No-code path: use Customer Portal for self-serve plan changes
If you do not want to build your own upgrade and downgrade UI, use Stripe Customer Portal.
That gives customers a hosted way to:
- switch plans
- update payment methods
- view invoices
- manage subscriptions
Stripe handles the proration logic when plan switching is enabled. This is the fastest path if you want:
- less custom code
- fewer edge cases
- a cleaner support workflow
You still keep control through:
- allowed plans
- billing rules
- webhook handling
- entitlement logic in your app
When to use Subscription Schedules
Use Subscription Schedules when the change should happen in the future, not now.
Typical cases:
- downgrade at period end
- sales-assisted annual conversion next month
- contract-based pricing with a known future step-up
- planned seat reductions after renewal
If you try to fake this with an immediate subscription update, you can end up with unwanted prorations. A schedule is cleaner when timing matters.
A practical setup checklist
Use this as the implementation order.
- Create recurring Prices for every plan you sell.
- Keep one active subscription per customer.
- Preview the change with an upcoming invoice call.
- Update the subscription item instead of canceling.
- Choose proration behavior:
create_prorationsalways_invoicenone
- Wire webhooks to update access and reconcile invoices.
- Offer Customer Portal if you want self-serve upgrades and downgrades.
- Use Subscription Schedules for future-dated plan changes.
- Test edge cases with monthly-to-monthly, monthly-to-annual, and downgrade scenarios.
Common mistakes to avoid
Don’t cancel and recreate subscriptions
That breaks continuity and complicates reporting.
Don’t skip invoice previews
Customers should know the exact delta before they confirm a plan change.
Don’t assume downgrades are refunds
A downgrade usually creates a credit for the next invoice. It does not automatically send money back to the card.
Don’t grant premium access before payment clears
If an upgrade invoice is paid immediately, wait for the invoice/payment event that confirms success before unlocking the higher tier.
Don’t mix plan changes and usage charges in one rule set
If you have hybrid billing, keep the licensed seat price and metered usage price separate. Change only the component that needs to move.

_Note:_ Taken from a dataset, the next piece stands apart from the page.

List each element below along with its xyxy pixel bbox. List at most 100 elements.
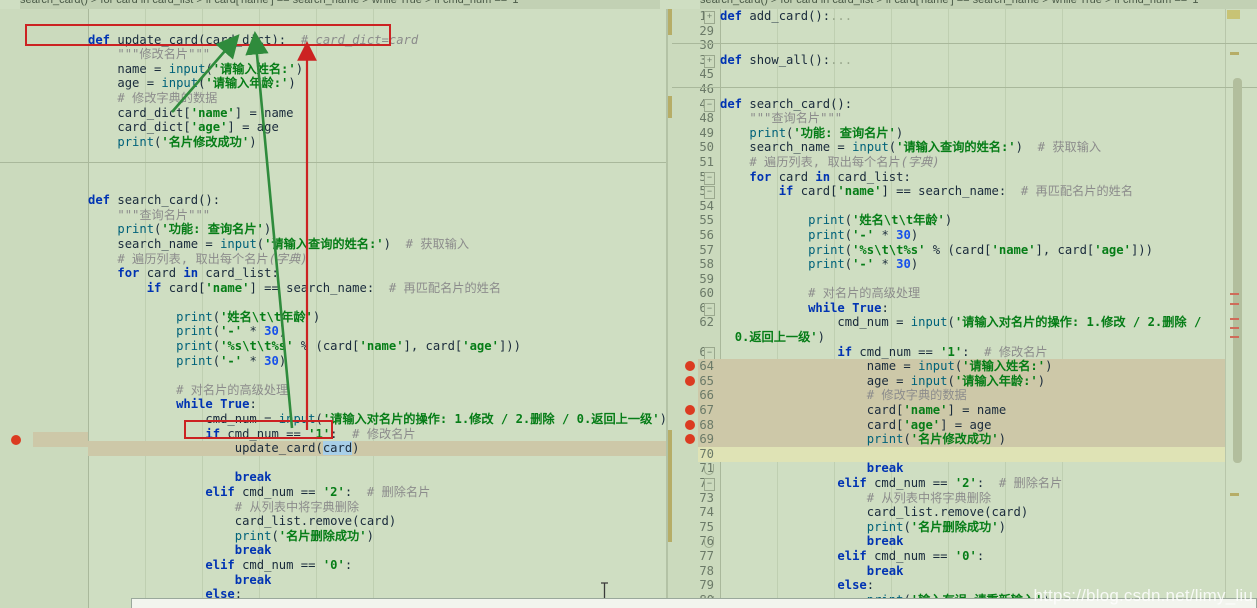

A simple implementation model
For most SaaS businesses, the setup looks like this:
- Stripe Billing manages the subscription
- Prices represent each tier
- Subscription updates handle upgrades and downgrades
- Proration calculates the adjustment
- Invoices collect the difference
- Webhooks sync your app’s entitlements
That is the core pattern. It scales well, keeps your billing data clean, and gives you predictable revenue operations.
Next step
If you are starting from scratch, build the flow in this order:
Prices → subscription update flow → invoice preview → webhook handling → Customer Portal
That gives you a Stripe Billing setup that can handle subscriptions, proration, upgrades, and downgrades without adding manual finance work.